The price distortions caused by a depreciating currency play havoc with investors’ efforts to decide what price to pay for assets, as well as making it difficult to tell when to sell. After all, our goal isn’t just to build an account with big numbers in it – we want to be able to afford a better life for ourselves and our families.
One approach to solving this problem is to price things using a more stable form of money – one that cannot be created and destroyed at the whim of a central bank. Gold.

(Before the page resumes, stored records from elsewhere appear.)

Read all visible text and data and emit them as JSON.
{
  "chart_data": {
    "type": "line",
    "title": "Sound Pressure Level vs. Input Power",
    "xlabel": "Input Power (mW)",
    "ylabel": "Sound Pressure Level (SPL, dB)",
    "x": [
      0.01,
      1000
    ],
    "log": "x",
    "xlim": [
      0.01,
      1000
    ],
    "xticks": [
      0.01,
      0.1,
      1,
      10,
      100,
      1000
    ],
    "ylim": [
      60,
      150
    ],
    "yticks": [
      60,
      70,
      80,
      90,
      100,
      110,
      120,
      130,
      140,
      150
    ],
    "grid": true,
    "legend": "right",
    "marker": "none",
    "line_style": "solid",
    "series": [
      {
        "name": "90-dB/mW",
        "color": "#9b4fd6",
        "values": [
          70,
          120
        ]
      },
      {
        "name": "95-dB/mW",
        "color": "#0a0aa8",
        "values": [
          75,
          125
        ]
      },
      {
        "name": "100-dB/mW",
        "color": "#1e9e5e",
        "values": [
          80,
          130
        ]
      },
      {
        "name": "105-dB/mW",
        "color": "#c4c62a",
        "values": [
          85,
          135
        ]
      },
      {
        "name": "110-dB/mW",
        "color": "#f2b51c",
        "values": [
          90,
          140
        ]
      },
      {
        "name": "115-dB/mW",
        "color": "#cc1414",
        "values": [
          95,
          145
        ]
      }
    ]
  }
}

In July of 2002, one dollar would buy 100 mg of gold – a penny was a milligram. In March of 2011, one dollar bought only 22 mg of gold. – and at the end of May, just 20 mg. Some things are more expensive today in gold terms, but many are not. For instance, it takes less gold to buy a barrel of crude today than in 2002 (2.0 grams instead of 2.7 grams), but it takes a bit more gold to buy a pound of coffee (54 mg instead of 50 mg). And yet, both coffee and crude oil are several times more expensive in dollars than they were nine years ago. The same goes for silver, food, copper, gasoline, postage, college tuition… almost anything you can think of.
Except houses.
Using gold as the standard of measure shows what is really happening with home values:

Home values haven’t just rolled back to their 2002 levels – they have been making new all-time lows every quarter for the last year!
This chart by itself can’t tell you whether it is time to buy a house, or if it is too late to sell that second home. Prices could keep falling, or they could stabilize and begin to recover; that will be determined by the supply of homes on the market, the needs of buyers, and the strength of their finances.
One thing is certain: in the aggregate, home values will never go to zero. People need to live somewhere, and real property has real value. But in the coming months, the dollar price of housing may stabilize, and even rise if QE3 is launched or massive amounts of new fiat money are created to bail out Europe or to contain some other emerging crisis – even as real values are stagnant or falling. Take a look at 2001-2006 and 2009-2011 in the chart above for examples of this.
The key to understanding what’s really happening to home values, and other prices, is to watch them priced in gold.